In June, Rosemary and her mother arrive at the French Riviera, to stay at Gausse's Hotel near Cannes. In the past it was a winter retreat for English and Russian guests, but by 1925, summer guests began to arrive, especially the Americans. Rosemary, a successful seventeen-year-old American actress, is not sure she is going to like the place. In truth, she is anxious to return to Hollywood, where her film career is certainly going to take off after her marvelous success in her recent film "Daddy's Girl."

Rosemary, beautiful, blonde, and bright-eyed, goes down to the beach to check out the social scene. While swimming, she meets the McKiscos (a budding writer and his wife) and a few of their odd friends; Rosemary is not impressed. She also meets the Norths and Dick Diver and his wife Nicole, with their two small children. Rosemary falls in love with Dick at first sight. When she tells her mother, who is also her best friend, about going to the beach and meeting Dick, she seems to approve; her mother is eager for Rosemary to go off more on her own in order to help her grow up.
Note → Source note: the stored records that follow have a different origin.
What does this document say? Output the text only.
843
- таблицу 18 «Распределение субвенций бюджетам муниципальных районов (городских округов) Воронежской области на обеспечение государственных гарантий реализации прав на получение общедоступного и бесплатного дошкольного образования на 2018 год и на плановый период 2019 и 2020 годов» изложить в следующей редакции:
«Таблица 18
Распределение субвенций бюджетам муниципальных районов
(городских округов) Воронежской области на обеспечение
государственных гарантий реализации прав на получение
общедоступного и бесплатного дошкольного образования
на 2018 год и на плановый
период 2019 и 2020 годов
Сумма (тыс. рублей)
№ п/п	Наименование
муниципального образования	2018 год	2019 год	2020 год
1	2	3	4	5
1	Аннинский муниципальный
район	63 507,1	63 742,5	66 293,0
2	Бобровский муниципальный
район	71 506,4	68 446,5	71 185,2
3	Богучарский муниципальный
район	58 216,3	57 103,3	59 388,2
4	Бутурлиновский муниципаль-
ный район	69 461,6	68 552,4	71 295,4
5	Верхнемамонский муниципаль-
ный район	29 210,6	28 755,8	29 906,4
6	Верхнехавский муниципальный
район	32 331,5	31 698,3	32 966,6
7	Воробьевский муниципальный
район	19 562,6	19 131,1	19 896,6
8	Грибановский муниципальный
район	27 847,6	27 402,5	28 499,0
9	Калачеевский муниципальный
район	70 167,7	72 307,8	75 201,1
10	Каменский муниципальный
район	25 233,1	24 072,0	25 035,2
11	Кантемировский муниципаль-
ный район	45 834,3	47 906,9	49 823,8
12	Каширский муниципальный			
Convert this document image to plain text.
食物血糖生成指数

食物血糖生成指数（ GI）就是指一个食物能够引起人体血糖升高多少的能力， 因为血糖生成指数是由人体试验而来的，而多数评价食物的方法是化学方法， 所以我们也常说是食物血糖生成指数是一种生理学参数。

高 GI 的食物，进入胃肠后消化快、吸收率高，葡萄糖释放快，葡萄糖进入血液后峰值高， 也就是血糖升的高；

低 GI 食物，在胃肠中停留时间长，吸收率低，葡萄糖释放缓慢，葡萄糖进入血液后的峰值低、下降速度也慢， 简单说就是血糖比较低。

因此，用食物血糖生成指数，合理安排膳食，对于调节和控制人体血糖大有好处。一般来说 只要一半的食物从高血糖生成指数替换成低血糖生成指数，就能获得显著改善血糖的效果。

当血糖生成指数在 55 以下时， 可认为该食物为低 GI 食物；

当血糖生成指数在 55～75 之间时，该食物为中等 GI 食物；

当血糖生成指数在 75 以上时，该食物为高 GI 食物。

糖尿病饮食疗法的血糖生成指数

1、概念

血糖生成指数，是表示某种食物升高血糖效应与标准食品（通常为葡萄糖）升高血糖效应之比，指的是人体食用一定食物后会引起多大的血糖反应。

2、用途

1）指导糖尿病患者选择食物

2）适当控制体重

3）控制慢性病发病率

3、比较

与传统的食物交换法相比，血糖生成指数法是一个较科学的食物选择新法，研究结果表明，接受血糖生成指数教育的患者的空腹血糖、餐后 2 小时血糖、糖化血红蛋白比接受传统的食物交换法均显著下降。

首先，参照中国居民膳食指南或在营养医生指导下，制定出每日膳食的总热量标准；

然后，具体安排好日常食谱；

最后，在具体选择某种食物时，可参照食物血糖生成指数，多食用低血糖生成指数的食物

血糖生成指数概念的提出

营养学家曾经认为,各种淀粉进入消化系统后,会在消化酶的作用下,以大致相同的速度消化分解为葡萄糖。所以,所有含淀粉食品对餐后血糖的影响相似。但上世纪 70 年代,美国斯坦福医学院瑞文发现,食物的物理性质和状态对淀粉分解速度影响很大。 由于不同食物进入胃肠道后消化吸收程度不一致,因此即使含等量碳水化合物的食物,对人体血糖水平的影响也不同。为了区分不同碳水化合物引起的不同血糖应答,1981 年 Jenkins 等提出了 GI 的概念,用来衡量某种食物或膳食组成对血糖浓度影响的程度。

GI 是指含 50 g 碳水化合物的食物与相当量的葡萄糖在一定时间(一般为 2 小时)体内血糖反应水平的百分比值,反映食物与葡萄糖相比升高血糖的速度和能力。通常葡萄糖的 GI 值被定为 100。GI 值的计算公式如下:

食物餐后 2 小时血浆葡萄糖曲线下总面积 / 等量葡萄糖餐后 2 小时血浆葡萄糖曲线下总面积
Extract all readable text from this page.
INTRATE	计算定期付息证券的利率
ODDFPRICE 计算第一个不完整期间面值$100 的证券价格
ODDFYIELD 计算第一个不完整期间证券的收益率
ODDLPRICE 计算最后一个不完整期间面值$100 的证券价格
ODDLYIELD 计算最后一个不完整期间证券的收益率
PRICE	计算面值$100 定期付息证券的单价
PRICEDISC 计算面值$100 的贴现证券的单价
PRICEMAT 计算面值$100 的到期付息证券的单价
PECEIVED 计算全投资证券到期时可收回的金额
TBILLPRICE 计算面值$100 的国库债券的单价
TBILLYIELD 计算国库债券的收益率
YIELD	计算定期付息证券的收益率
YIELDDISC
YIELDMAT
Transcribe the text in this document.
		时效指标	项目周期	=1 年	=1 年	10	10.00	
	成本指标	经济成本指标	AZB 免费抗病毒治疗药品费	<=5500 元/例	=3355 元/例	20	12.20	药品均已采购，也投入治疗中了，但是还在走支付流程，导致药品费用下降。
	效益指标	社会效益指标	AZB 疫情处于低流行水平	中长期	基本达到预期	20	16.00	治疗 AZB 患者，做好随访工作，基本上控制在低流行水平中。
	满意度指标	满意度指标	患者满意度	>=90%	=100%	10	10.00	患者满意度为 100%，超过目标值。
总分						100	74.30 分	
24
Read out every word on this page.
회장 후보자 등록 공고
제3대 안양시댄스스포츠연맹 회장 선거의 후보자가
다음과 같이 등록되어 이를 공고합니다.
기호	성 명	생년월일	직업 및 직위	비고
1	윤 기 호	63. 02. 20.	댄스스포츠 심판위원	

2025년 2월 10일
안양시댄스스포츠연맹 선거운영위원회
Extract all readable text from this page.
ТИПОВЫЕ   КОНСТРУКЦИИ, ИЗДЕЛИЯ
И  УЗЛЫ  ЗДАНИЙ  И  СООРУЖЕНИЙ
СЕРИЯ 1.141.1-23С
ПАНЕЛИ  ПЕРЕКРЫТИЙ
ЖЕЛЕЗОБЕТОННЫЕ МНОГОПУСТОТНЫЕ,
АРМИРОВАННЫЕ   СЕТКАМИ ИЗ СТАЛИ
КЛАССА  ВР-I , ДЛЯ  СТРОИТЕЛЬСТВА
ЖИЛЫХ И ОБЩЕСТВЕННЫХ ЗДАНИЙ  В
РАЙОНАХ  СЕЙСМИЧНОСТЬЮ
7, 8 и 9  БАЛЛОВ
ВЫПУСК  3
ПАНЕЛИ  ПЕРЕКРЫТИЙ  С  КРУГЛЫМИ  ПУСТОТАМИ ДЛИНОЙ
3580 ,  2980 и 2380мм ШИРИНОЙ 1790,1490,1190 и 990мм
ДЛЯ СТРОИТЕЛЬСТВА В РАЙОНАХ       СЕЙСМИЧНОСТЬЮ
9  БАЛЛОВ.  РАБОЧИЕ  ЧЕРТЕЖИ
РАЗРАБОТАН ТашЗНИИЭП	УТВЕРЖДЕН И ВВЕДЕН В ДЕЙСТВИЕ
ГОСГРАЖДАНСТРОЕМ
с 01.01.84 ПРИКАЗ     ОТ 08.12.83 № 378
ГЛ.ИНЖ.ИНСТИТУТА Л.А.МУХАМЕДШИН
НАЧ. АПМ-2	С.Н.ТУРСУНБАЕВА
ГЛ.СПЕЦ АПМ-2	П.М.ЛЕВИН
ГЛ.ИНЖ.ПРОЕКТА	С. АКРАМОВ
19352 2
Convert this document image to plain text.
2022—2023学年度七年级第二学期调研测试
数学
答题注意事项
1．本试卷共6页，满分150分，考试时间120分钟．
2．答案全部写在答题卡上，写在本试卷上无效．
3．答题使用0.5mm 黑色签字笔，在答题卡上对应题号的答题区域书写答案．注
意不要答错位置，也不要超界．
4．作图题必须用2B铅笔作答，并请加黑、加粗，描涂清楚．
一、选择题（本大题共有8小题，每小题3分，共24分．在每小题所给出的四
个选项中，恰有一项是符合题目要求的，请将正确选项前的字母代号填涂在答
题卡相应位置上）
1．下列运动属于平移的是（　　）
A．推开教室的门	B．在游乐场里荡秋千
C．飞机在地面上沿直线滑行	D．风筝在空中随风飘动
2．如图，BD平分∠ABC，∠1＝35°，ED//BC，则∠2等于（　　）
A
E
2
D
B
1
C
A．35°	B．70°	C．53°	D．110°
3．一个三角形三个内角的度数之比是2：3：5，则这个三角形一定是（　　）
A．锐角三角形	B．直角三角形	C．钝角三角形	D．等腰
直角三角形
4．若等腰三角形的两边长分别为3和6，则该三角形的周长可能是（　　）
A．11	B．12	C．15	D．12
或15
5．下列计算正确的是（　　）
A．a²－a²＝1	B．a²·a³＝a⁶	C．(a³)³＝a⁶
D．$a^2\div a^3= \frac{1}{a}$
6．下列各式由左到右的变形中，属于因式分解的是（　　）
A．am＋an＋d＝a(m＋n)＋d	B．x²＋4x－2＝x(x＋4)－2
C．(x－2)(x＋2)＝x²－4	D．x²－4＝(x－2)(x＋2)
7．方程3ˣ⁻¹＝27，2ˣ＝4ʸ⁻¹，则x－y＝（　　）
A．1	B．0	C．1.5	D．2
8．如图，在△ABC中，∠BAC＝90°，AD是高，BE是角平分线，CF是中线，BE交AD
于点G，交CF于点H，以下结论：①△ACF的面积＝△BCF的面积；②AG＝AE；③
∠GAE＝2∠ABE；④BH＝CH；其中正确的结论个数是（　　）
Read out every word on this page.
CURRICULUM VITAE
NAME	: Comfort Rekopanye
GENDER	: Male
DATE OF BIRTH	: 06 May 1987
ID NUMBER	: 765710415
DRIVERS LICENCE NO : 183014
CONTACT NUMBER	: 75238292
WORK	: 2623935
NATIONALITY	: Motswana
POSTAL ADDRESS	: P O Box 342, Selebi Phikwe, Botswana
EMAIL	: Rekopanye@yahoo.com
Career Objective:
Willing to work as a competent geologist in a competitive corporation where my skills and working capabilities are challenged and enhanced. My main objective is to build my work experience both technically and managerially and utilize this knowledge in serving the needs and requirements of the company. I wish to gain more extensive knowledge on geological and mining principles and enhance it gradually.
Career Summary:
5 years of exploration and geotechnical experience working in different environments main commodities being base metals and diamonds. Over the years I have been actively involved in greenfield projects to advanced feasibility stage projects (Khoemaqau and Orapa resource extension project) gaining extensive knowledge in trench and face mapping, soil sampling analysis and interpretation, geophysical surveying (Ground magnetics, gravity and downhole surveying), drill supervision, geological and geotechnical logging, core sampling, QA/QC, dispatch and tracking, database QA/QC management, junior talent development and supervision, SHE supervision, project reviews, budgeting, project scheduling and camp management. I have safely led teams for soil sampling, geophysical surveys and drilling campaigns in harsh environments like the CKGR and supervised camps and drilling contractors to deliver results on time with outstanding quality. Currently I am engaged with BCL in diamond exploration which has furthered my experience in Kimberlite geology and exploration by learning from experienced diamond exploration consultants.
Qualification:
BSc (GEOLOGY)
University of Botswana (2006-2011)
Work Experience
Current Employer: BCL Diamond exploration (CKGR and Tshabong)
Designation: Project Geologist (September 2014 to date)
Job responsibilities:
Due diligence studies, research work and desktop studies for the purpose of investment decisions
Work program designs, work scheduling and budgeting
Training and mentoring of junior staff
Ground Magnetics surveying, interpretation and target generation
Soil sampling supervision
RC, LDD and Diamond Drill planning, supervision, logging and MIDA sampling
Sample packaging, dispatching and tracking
As her daughter’s manager, she is confident that she has taught Rosemary to put her career above all; but she also feels her daughter should have some adventure in life.

It is really the Divers who are responsible for starting the "summer season" in Tarmes. They are known as trendsetters and are much in demand, having friends everywhere. Very wealthy and exclusive, they have a villa up the hill from the beach. Nicole is a pretty and distant woman, while Dick is handsome, clever, and extremely nice. They seem devoted to each other. One of their friends, Tommy Barban, is a staunch defender of the Divers, refusing to let anyone say anything against them. To the young, naive Rosemary, the Divers and their friends seems wickedly witty and absolutely fashionable.


When Rosemary goes to meet a director working on a film nearby, she proves that she knows just what to do to make herself interesting and professionally attractive to him. He is delighted to see her again at a dinner at the Divers. Dick, hoping that the party will be wild and crazy, has invited a variety of Americans from two social strata. Although Nicole is disgusted about the plan, she goes along and tries to ignore the barbs that are traded amongst the guests. During the dinner, outside on the Divers' verandah, Rosemary feels like she has fallen in with the very best people, especially Dick. She finds him to be charming and faultless, entertaining the guests. She also judges Nicole to be one of the most beautiful women she has ever seen.

The party does not really turn out wild and crazy even though Mrs. McKisco discovers a mysterious scene upstairs in the bathroom between the Divers. Additionally, Tommy Barban and Mr. McKisco nearly get in a fight over political views, for McKisco is hopelessly American -- opinionated, simplistic, and uninformed, bordering on being stupid. Before everyone leaves, it is decided by Dick and Rosemary's mother that the young actress will accompany the Divers and Norths to Paris for a few weeks. Rosemary is eager to go, especially with Dick.

Back at the hotel, Rosemary cannot sleep, imagining the inevitable kiss from Dick that will surely come in Paris. Finally at three a.m., she wanders outside and finds Luis Campion, a friend of the McKiscos; he is sitting on a bench, crying in the moonlight; he tells Rosemary there is going to be a duel. Abe North joins them and explains what has happened. In the car on the return from the Divers' party, Violet McKisco tries to tell about the scene between Dick and Nicole that she witnessed upstairs, but Tommy Barban refused to let her speak. Mr. McKisco took offense at Tommy's manner towards his wife. When he complained to Tommy, he was challenged to a duel to be fought at sunrise. All agree that the Divers must not find out.

Abe and Rosemary go up to McKisco's room. They find him drunk and chain-smoking. He admits he is a coward, who only wants to write books; he does not want to fight the duel. Rosemary suggests he does not have to go through with it, but he says he does or his wife will think badly of him. Abe has Tommy's dueling pistols and tells McKisco that they should duel at forty paces, the longest distance allowable; perhaps at that distance, both men will miss.